30 stycznia ma zawiesić swoją działalność lądowisko w Bestwinie. Powód? Gmina obciążyła właścicieli podatkiem od nieruchomości za działalność lotniczą. Chodzi o ponad 250 tysięcy złotych rocznie.
„Rada gminy Bestwina (…) złamała wszystkie porozumienia i ustalenia z Parkiem dotyczące warunków opodatkowania naszej działalności, obciążając niedochodową działalność lotniczą podatkiem od nieruchomości w wysokości przekraczającej 250 tys. zł rocznie” – głosi komunikat zarządu Bielskiego Parku Technologicznego Lotnictwa, Przedsiębiorczości i Innowacji.
Duże lotniska są zwolnione z opłat
Jak tłumaczy prokurent Parku Bogusław Holeksa podatkiem obłożone zostały teren pasa startowego i wieża kontroli lotów. - To patologia, że duże lotniska, jak Okęcie, które generują ogromne przychody z obsługi pasażerskiej, są zwolnione z takich podatków, a niewielkie lądowiska nie. Może to najwyższa pora, by władza centralna, odpowiedzialna za bardzo zły stan lotnictwa (…) opartego o małe statki powietrzne, pozbawiła władze lokalne możliwości wyniszczania infrastruktury lotnisk lokalnych – powiedział.
Zdaniem prokurenta wstrzymanie działalności lotniska spowoduje zmniejszenie wysokości podatku o ok. 75 proc.
W 2013 roku stawka była zerowa
Jak wyjaśnił prokurent władze Bestwiny w przeszłości zadeklarowały, że do 2018 r. będą stosowały ułatwienia podatkowe odnośnie działalności lotniczej. Rada wprowadzała m.in. zerową stawkę. W 2012 roku zmarł wójt, a wprowadzony zarządca komisaryczny uznał, że Park powinien płacić pełną kwotę podatku. Wyegzekwował wówczas wraz z odsetkami 520 tys. zł. Sprawa trafiła do sądu, gdzie doszło do ugody. Park uzyskał m.in. zapewnienie, że gmina w 2013 r. zastosuje zerową stawkę. W bieżącym roku podatek został naliczony już jednak bez ulg.
Zdaniem Holeksy sytuację zmieniłoby wpisanie bestwińskiego lądowiska przez Urząd Lotnictwa Cywilnego na listę lotnisk cywilnych.
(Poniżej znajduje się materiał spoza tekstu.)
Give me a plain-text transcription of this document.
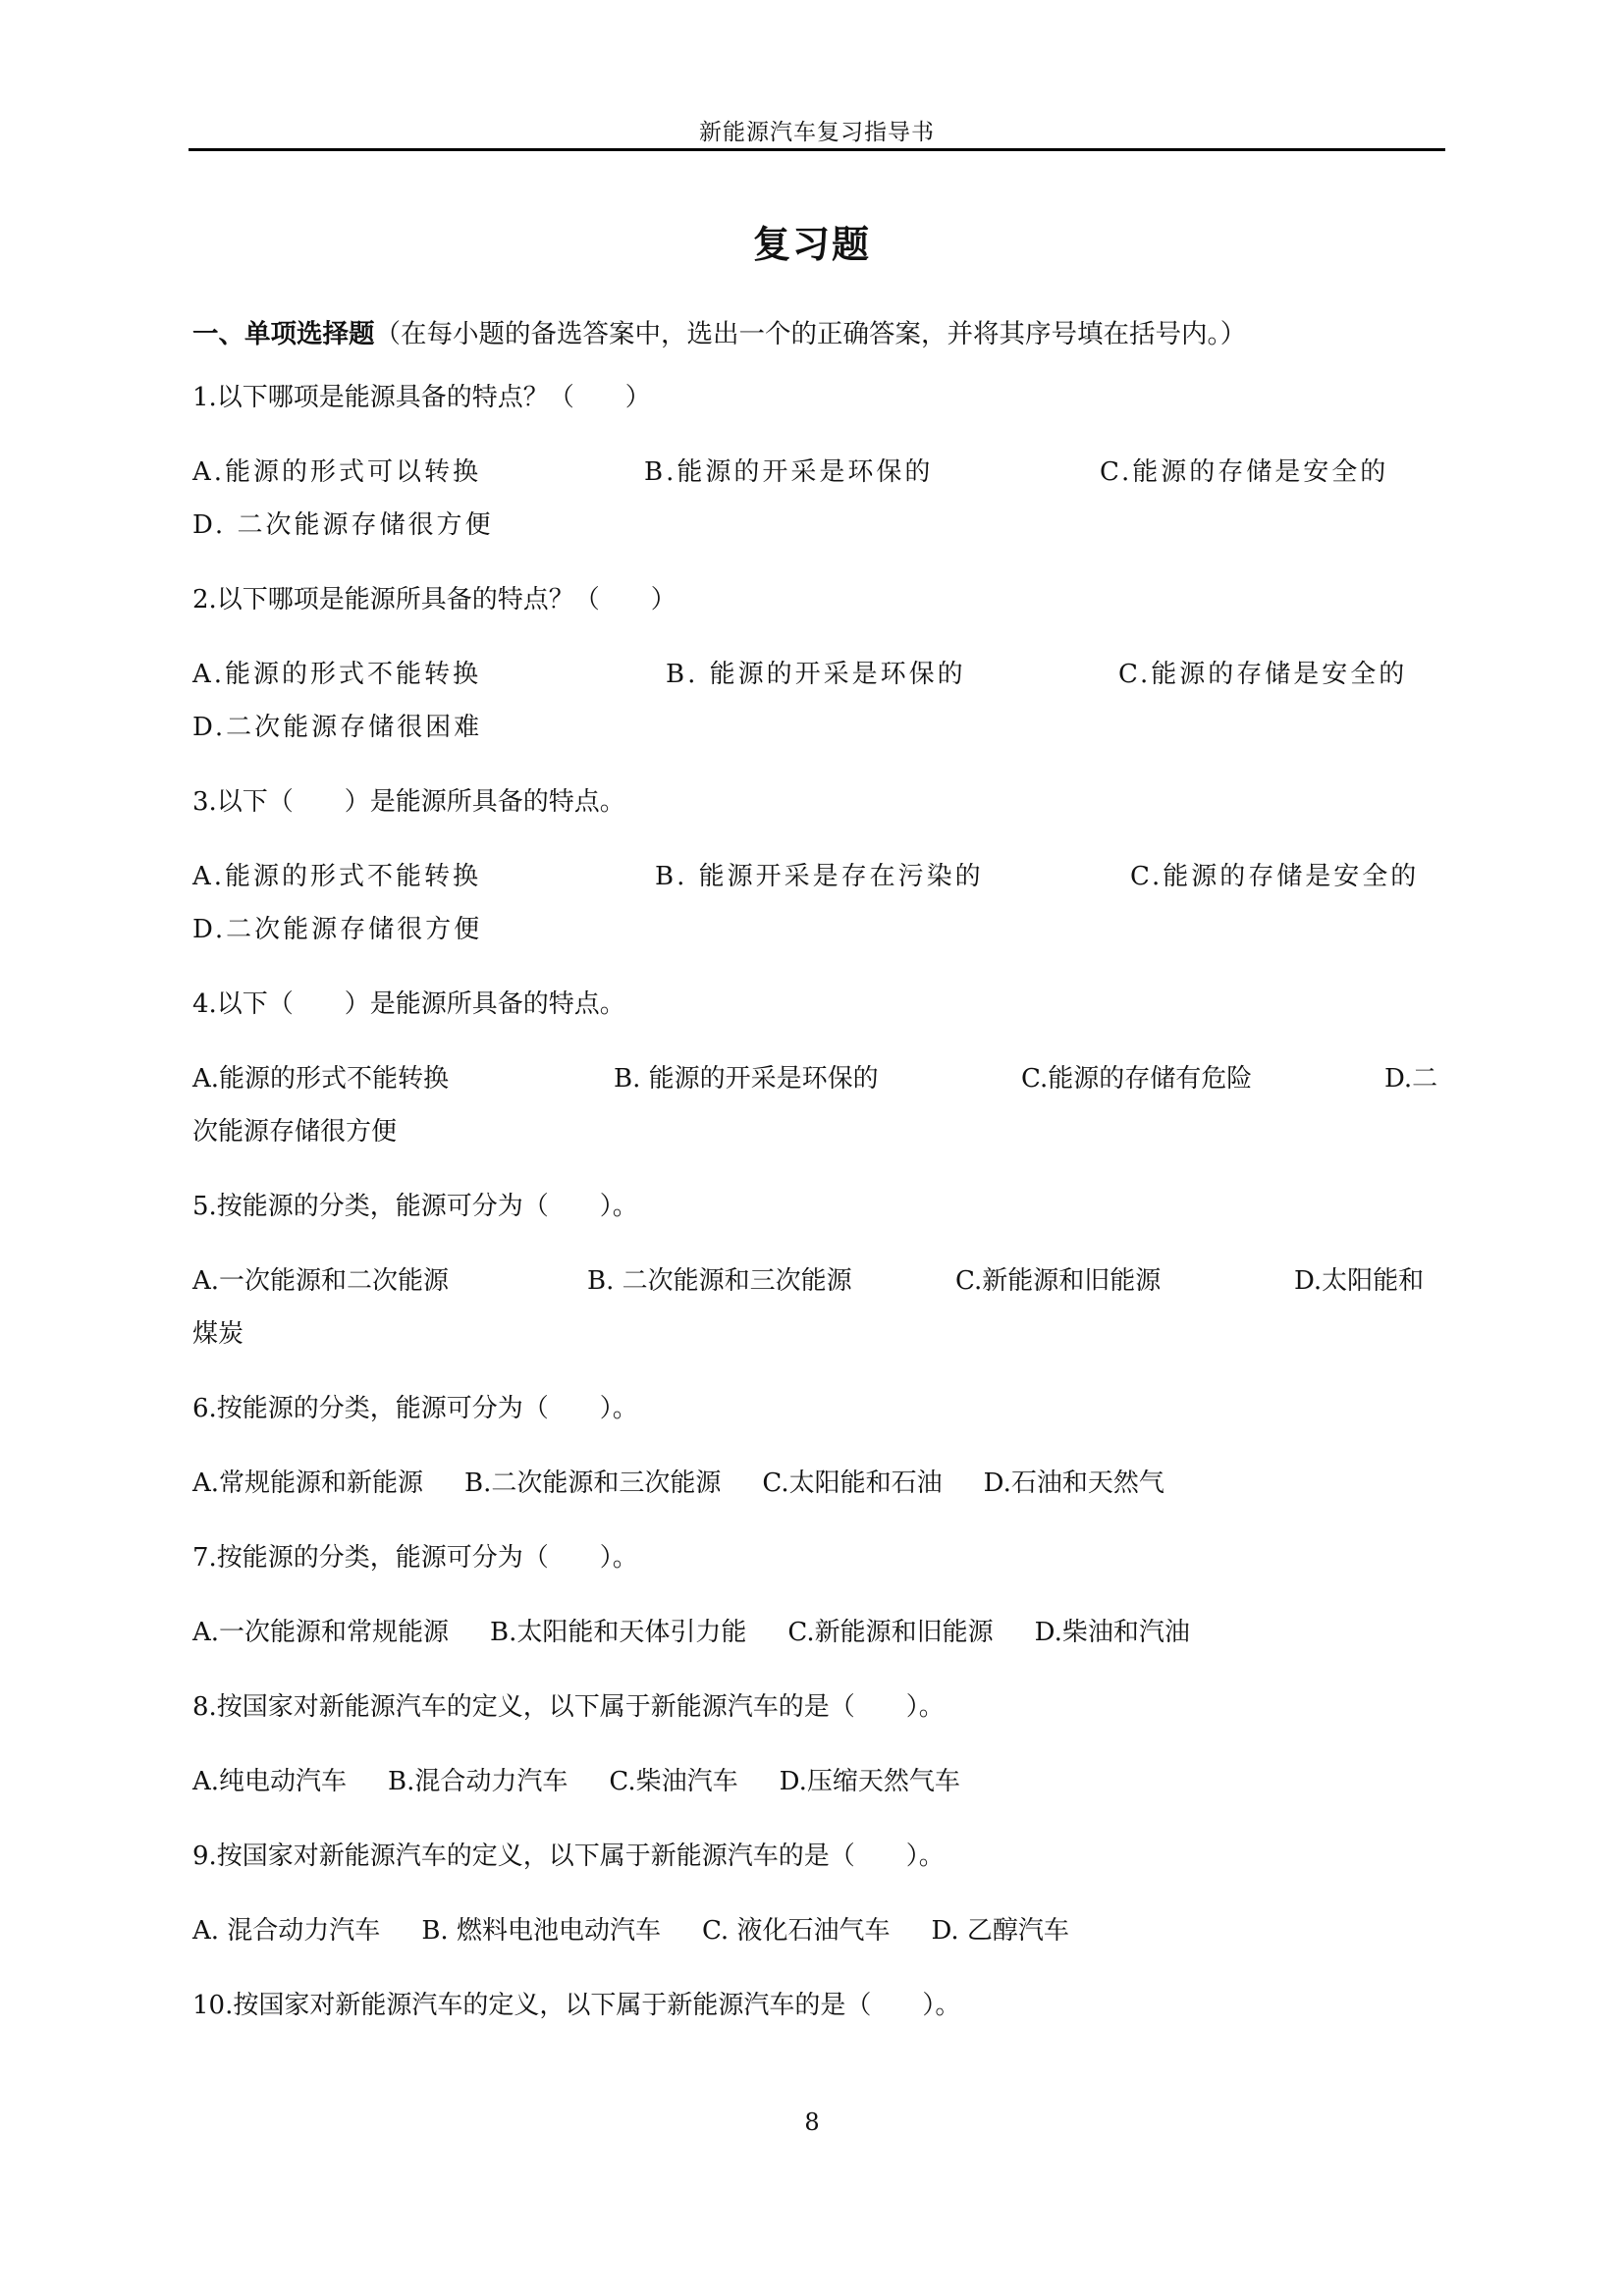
新能源汽车复习指导书
复习题
一、单项选择题（在每小题的备选答案中，选出一个的正确答案，并将其序号填在括号内。）
1.以下哪项是能源具备的特点？（　　）
A.能源的形式可以转换	B.能源的开采是环保的	C.能源的存储是安全的
D. 二次能源存储很方便
2.以下哪项是能源所具备的特点？（　　）
A.能源的形式不能转换	B. 能源的开采是环保的	C.能源的存储是安全的
D.二次能源存储很困难
3.以下（　　）是能源所具备的特点。
A.能源的形式不能转换	B. 能源开采是存在污染的	C.能源的存储是安全的
D.二次能源存储很方便
4.以下（　　）是能源所具备的特点。
A.能源的形式不能转换	B. 能源的开采是环保的	C.能源的存储有危险	D.二次能源存储很方便
5.按能源的分类，能源可分为（　　）。
A.一次能源和二次能源	B. 二次能源和三次能源	C.新能源和旧能源	D.太阳能和煤炭
6.按能源的分类，能源可分为（　　）。
A.常规能源和新能源 B.二次能源和三次能源 C.太阳能和石油 D.石油和天然气
7.按能源的分类，能源可分为（　　）。
A.一次能源和常规能源 B.太阳能和天体引力能 C.新能源和旧能源 D.柴油和汽油
8.按国家对新能源汽车的定义，以下属于新能源汽车的是（　　）。
A.纯电动汽车 B.混合动力汽车 C.柴油汽车 D.压缩天然气车
9.按国家对新能源汽车的定义，以下属于新能源汽车的是（　　）。
A. 混合动力汽车 B. 燃料电池电动汽车 C. 液化石油气车 D. 乙醇汽车
10.按国家对新能源汽车的定义，以下属于新能源汽车的是（　　）。
8
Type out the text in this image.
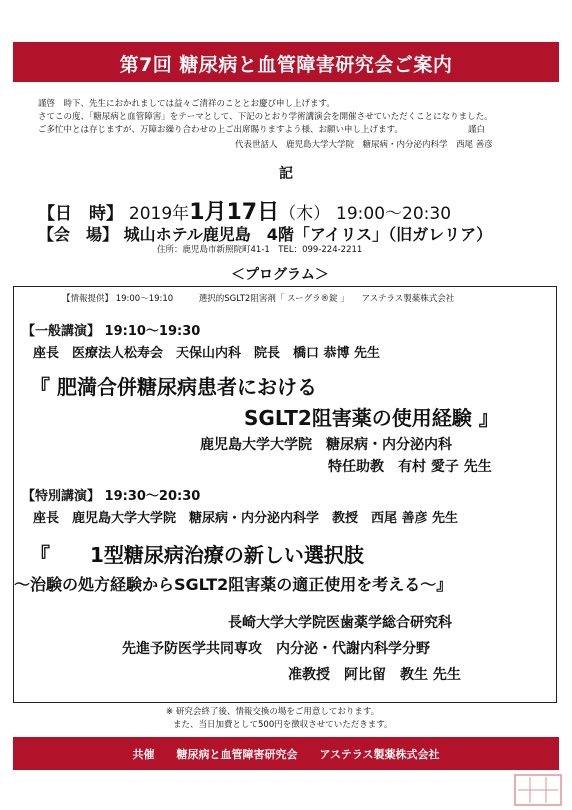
第7回 糖尿病と血管障害研究会ご案内
謹啓　時下、先生におかれましては益々ご清祥のこととお慶び申し上げます。
さてこの度、「糖尿病と血管障害」をテーマとして、下記のとおり学術講演会を開催させていただくことになりました。
ご多忙中とは存じますが、万障お繰り合わせの上ご出席賜りますよう様、お願い申し上げます。	謹白
代表世話人　鹿児島大学大学院　糖尿病・内分泌内科学　西尾 善彦
記
【日　時】 2019年1月17日（木） 19:00～20:30
【会　場】 城山ホテル鹿児島　4階「アイリス」（旧ガレリア）
住所：鹿児島市新照院町41-1　TEL：099-224-2211
＜プログラム＞
【情報提供】 19:00～19:10　　　選択的SGLT2阻害剤「 スーグラ®錠 」　　アステラス製薬株式会社
【一般講演】 19:10～19:30
座長　医療法人松寿会　天保山内科　院長　橋口 恭博 先生
『 肥満合併糖尿病患者における
SGLT2阻害薬の使用経験 』
鹿児島大学大学院　糖尿病・内分泌内科
特任助教　有村 愛子 先生
【特別講演】 19:30～20:30
座長　鹿児島大学大学院　糖尿病・内分泌内科学　教授　西尾 善彦 先生
『　　1型糖尿病治療の新しい選択肢
～治験の処方経験からSGLT2阻害薬の適正使用を考える～』
長崎大学大学院医歯薬学総合研究科
先進予防医学共同専攻　内分泌・代謝内科学分野
准教授　阿比留　教生 先生
※ 研究会終了後、情報交換の場をご用意しております。
また、当日加費として500円を徴収させていただきます。
共催　　糖尿病と血管障害研究会　　アステラス製薬株式会社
Wówczas z mocy prawa zostałoby zwolnione z podatków, o które teraz się spiera. Park zabiega o to, ale według prokurenta potrwa to ok. 3 lat.
Zaskoczony burmistrz ma nadzieję na kompromis
Wójt Bestwiny Artur Beniowski w rozmowie z PAP nie krył zaskoczenia decyzją o zawieszeniu działalności lądowiska, gdyż wciąż trwają rozmowy samorządu z władzami Parku. Zapewnił, że choć oczekiwania drugiej strony są rozbieżne z potrzebami gminy, wciąż ma nadzieję na kompromis. Podkreślił, że gmina miała obowiązek naliczyć podatek. Gdyby rada z niego zrezygnowała, samorząd pozbawiłby się sporego dochodu.
Beniowski zaznaczył, że jego zdaniem deklaracja o 10-letnich ułatwieniach podatkowych nie miała mocy prawnej i nie można jej respektować. Dodał też, że Park skorzystał w przeszłości z pomocy samorządu, która wyniosła na przestrzeni ostatnich lat ok. 1,2 mln zł.
"Dajemy sobie trzy miesiące"
Bogusław Holeksa zapowiedział, że jeśli w ciągu trzech miesięcy nie dojdzie do porozumienia, Park zlikwiduje działalność. - Dajemy sobie trzy miesiące. Rada gminy może w tym czasie uchwalić zerową stawkę podatku – powiedział PAP.
Bielski Park Technologiczny Lotnictwa, Przedsiębiorczości i Innowacji został założony w 2005 r. i otwarty trzy lata później na zdegradowanych terenach poprzemysłowych. Wybudowano hale produkcyjne i hangary oraz 700-m asfaltowy pas startowy. Z Parku korzysta ok. 250 firm rocznie. Park i działające na jego terenie firmy generują ok. 300 miejsc pracy.